Goldman Sachs’ continued Buy stance and target calibration into the 120-plus US dollars range aligns with the view that near-term earnings power remains on an upswing under consensus assumptions, and that portfolio-level dynamics can absorb site-specific volatility. Scotiabank’s and BMO’s maintained Outperform ratings underscore similar convictions: they point to the embedded operating leverage apparent in the EPS forecast relative to revenue and EBIT growth expectations, a pattern that often persists when throughput and recovery metrics stay on plan across the largest hubs. Macquarie’s Outperform update further reinforces that, in their view, the aggregate operating portfolio is positioned to deliver the projected step-up in profitability despite routine quarter-to-quarter variability.

The bullish majority also highlights the distribution of revenue contributions across multiple large operations as an analytical anchor for earnings durability. With NGM at 3.56 billion US dollars and Peñasquito at 3.42 billion US dollars in the latest reported period, the portfolio’s scale provides both upside if run rates and grades align, and insulation against isolated disruptions. Analysts point to consensus EBIT of 3.77 billion US dollars as evidence that operating leverage remains significant at current price realizations. Under this reasoning, the 2.30 EPS estimate is attainable if costs remain in line and there are no extended production interruptions at major sites.

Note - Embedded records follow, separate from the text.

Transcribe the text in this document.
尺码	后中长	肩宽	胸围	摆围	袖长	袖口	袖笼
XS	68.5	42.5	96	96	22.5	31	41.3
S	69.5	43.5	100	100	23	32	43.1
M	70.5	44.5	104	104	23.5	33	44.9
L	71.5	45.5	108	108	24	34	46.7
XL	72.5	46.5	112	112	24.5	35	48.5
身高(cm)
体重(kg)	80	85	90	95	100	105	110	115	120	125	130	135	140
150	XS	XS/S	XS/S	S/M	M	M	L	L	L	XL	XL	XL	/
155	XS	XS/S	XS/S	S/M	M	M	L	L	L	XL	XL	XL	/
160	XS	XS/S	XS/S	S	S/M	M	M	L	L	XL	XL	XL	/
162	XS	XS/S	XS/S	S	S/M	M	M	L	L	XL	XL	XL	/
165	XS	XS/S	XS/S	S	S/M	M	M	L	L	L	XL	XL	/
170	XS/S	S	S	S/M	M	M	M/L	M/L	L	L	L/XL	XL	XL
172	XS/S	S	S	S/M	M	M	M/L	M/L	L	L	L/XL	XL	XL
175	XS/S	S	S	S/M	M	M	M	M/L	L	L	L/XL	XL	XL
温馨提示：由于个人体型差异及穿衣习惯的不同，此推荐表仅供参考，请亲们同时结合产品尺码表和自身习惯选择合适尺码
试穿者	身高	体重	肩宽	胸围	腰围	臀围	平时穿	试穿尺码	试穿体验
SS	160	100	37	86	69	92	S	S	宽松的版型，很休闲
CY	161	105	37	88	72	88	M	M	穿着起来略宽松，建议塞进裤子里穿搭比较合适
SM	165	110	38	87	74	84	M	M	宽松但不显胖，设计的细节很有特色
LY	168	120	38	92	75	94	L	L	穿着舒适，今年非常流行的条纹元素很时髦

From a market-structure standpoint, the prevailing bullish view is sensitive to updates on operational continuity—particularly at Cadia given the temporary halt of underground operations reported this week—and on cost normalization progress across the broader set of sites. Yet, even within this context, the sheer spread of revenue contributions across both the highest-revenue hubs and the mid-sized operations is seen as a favorable characteristic in the near term. This point supports a constructive stance heading into the earnings event: the majority of institutions expect the company to translate the projected top-line expansion into a proportional, and potentially larger, step-up in earnings metrics, consistent with the consensus for a 146.77% year-over-year increase in EPS this quarter.

Consolidating those perspectives, the ratio of bullish to bearish opinions in our collected dataset is decisively tilted toward bullish, with multiple Buy/Outperform ratings (Goldman Sachs, Scotiabank, BMO Capital, and Macquarie) outweighing neutral commentary and no explicit bearish initiations in the sampled period. The analytical center of gravity rests on the interplay between the large revenue anchors observed in the last reported period and the implied operating leverage that underpins consensus EPS. With that framework, the majority view expects Newmont Corporation to deliver a result consistent with, or above, the midpoints of current Street estimates, subject to any incremental disclosures on the duration and operational consequences of the Cadia event and any other short-duration variances across the portfolio.